We are getting towards the end of our presentation. As you may remember, it started with a question about Theory of Mind asked by Elsa George. We have discussed many aspects of this, but she is still, or even more so, wondering about one thing:

The way I understand Theory of Mind now, Lack of ToM = a belief that everybody shares your knowledge of things / everybody thinks the same way you do / experiences everything the same way you do.

If this is so what makes anyone think that it's AC's who lack theory of mind? Uta also says that AC's don't understand social rules and appear not to have any knowledge of them. In this case problems are caused by the fact that NT's assumesuch knowledge is universal (= LoToM). Personally I have little doubt that I think differently to most others. This has caused problems at school sometimes when teachers have automatically assumed I'm wrong without bothering to understand what I did (= LoToM). Of course, there are exceptional teachers who take the time and effort and like it when someone has a different approach, but they are few and far between. Finally, I wonder how many of us have been 'accused' of being oversensitive. How true! But this does not mean our experience was deluded or wasn't really experienced this way. People can be very nasty in their belief that it does (= LoToM).

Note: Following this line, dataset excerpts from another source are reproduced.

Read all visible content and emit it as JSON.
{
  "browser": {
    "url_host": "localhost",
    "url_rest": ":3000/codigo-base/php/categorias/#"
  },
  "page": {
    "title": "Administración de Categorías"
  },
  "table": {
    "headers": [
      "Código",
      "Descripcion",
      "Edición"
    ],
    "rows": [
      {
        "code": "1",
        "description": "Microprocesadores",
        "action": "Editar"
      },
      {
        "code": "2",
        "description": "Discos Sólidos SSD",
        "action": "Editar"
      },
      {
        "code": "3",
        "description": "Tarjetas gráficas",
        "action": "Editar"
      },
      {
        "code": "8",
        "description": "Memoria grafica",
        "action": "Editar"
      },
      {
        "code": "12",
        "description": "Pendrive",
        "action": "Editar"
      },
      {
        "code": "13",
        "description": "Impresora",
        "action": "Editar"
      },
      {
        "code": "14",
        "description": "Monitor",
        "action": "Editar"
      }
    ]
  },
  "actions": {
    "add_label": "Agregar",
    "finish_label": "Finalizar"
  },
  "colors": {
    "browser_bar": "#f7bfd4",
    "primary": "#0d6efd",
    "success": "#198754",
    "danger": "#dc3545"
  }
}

Jared tried to give an explanation why both ACs and NTs may see a lack of ToM in the respective other group:

Because Autistic people see most normal people as seeming to assume everyone is like themselves, and would react as they would in the same situation, normal people may often seem to lack "Theory of Mind" ("ToM-less NTs") to many high functioning Autistic people. On the other hand, normal researchers are tempted to assume lack of or deficiency in "Theory of Mind" when Autistic people don't automatically jump to these conclusions.

Elsa replied:

This makes sense! It is logical that people who think differently will have trouble understanding other peoples thoughts / actions / interactions. Its seems to me that this is a matter about whether ToM is valid in a particular situation or not, not about whether or not someone has it. In which case ToM works between NT's, and it works between AC's but it fails when AC's and NT's interact together.

I often do have a lot of difficulty understanding people's actions / decisions etc. but I do not think this is because of a LoToM. It is just that I don't personally see the worth or value of their reasons. E.g. I know that people think I look strange because my clothes are home made and unfashionable, however I fail to see what, in itself, makes unfashionable clothes look strange... except for the fact that nobody else wears them. Which suggests that things are strange if they don't conform to what the majority does, but again I can't draw any connection between the two. It all seems to boil down to different value judgements.

With this, we want to finish this presentation. We hope that everyone got something out of it, and that it leads to further discussion. Thank you for listening.


Notes & References

[1] Jared refers to a specific text where he had read about some ToM related theories and research this was:

Baron-Cohen, Simon, and John Swettenham. (1997). "Theory of Mind in Autism: Its Relationship to Executive Function and Central Coherence." In Donald J. Cohen and Fred R. Volkmar, eds., Handbook of Autism and Pervasive Developmental Disorders 2cd Ed. (pp. 880-893). New York: John Wiley & Sons, Inc.

[2] Antisopagnosia: Jean is playing on the word "prosopagnosia," which means the inability to recognize faces. Antisopagnosia is meant to imply a sort of opposite or partial opposite, specifically hightened awareness of the details of people's faces.